Royal watched him, a distant and angry compassion in his face.
‘I know,’ he said abruptly, ‘but they ain’t going to bother me. They done got their nigger for this week. I ain’t going far noway.’
Then the corner on which they stood seemed suddenly to rock with the weight of mortal danger. It seemed for a moment, as they stood there, that death and destruction rushed toward them: two black men alone in the dark and silent town where white men prowled like lions—what mercy could they hope for, should they be found here, talking together? It would surely be believed that they were plotting vengeance. And Gabriel started to moved away, thinking to save his son.
‘God bless you, boy,’ said Gabriel. ‘You hurry along now.’
‘Yeah,’ said Royal, ‘thanks.’ He moved away, about to turn the corner. He looked back at Gabriel. ‘But you be careful, too,’ he said, and smiled.
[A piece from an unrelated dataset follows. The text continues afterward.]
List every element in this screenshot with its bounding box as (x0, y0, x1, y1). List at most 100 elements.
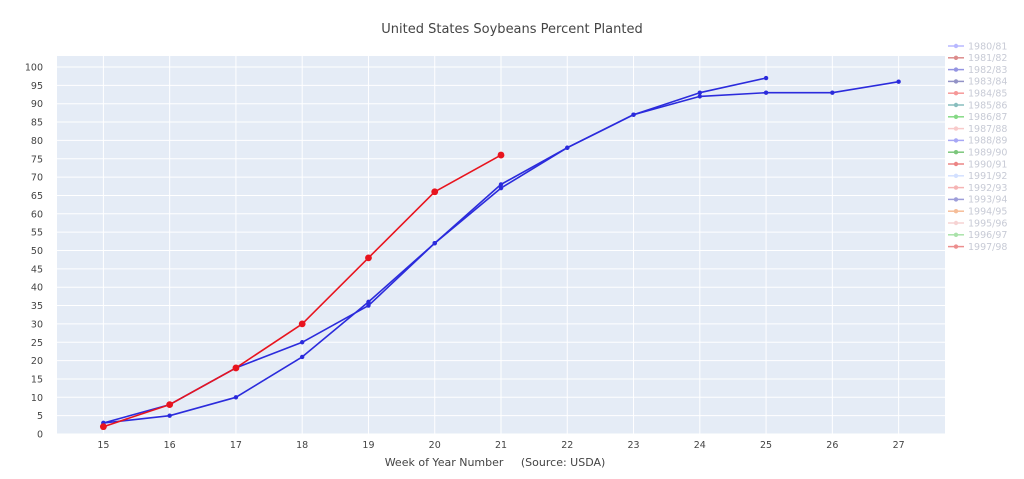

He turned the corner and Gabriel listened as his footfalls moved away. They were swallowed up in silence; he heard no voices raised to cut down Royal as he went his way; soon there was silence everywhere.
Not quite two years later Deborah told him that his son was dead.
And now John tried to pray. There was a great noise of weeping and of song. It was Sister McCandless who led the song, who sang it nearly alone, for the others did not cease to moan and cry. It was a song he had heard all his life:
‘Lord, I’m traveling, Lord,
I got on my traveling shoes.’
Without raising his eyes, he could see her standing in the holy place, pleading the blood over those who sought there, her head thrown back, eyes shut, foot pounding the floor. She did not look, then, like the Sister McCandless who sometimes came to visit them, like the woman who went out every day to work for the white people downtown, who came home at evening, climbing, with such weariness, the long, dark stairs. No: her face was transfigured now, her whole being was made new by the power of her salvation.
‘Salvation is real,’ a voice said to him, ‘God is real. Death may come soon or late, why do you hesitate? Now is the time to seek and serve the Lord.’ Salvation was real for all these others, and it might be real for him. He had only to reach out and God would touch him; he had only to cry and God would hear. All these others, now, who cried so far beyond him with such joy, had once been in their sins, as he was now—and they had cried and God had heard them, and delivered them out of all their troubles. And what God had done for others, He could also do for him.